Dmitrii only found out when he saw the memories of the previous lifes of Soma's soul, and Dario never even got close to seeing that, so it's far fetched to assume he would already know, at most he would recognize Arikado, but he doesn't seem like someone who would.

Quote
If not possible then the orb leaving when the battle begins is ok too.

That was more of a question directed towards Serio, I have no idea how those things work lol.

Perhaps since characters can have unique conversations, maybe unique objects can show up during the intro, but I'm just making a possibly far fetched assumption.

Quote
This story happens after SotN, so in a way Al tries to make überDrac understand the same point of view as SotN Dracula (SotN's Drac seems to accept why Alucard does what he does, even if they disagree)
As for über Drac, he hesitates a bit, but in the end blood is blood,
(click to show/hide)

I see.

Quote
I just knew from SotN's lore that he's actually jealous of Drac, so I gave him a scheming personality and some of the quotes by Stoker's Drac. Then lots of people followed the example, lol.
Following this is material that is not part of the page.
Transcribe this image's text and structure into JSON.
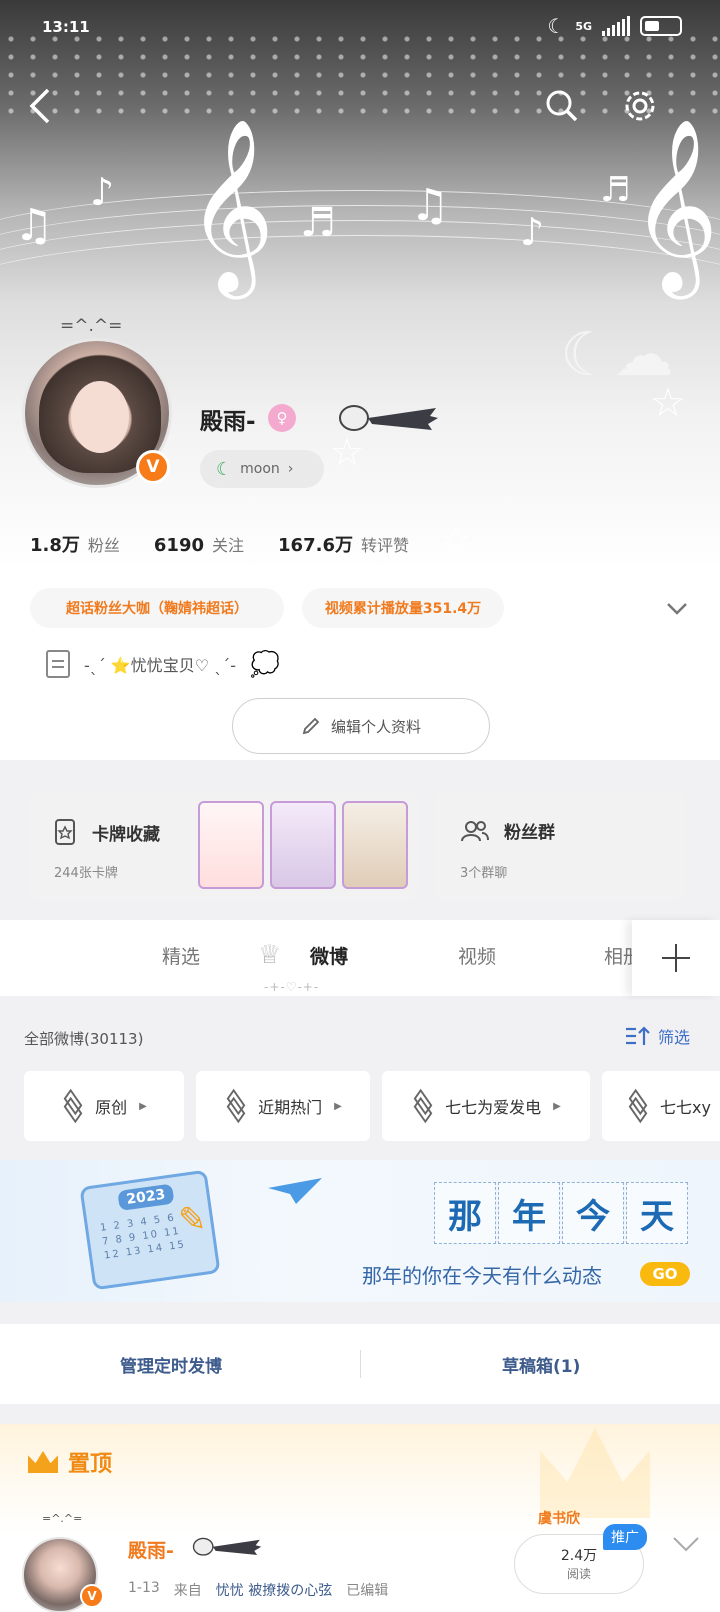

Will change it for the one on the book (as soon as I read it)

Well, that's basicaly how he is, minus the talkative part, and more stoic (When talking with the children, his face didn't change, even when fighting against Death he remained stoic, the arrogance is still there when talking though), on that book, he's somewhat similar to Brauner on the sense of thinking Dracula sucks for being killed, though since this version of him is a resident of Uber Dracula's universe, that part should be left out, probably should enhance his jealousness of Dracula's power since he went undefeated for more or less 400 years.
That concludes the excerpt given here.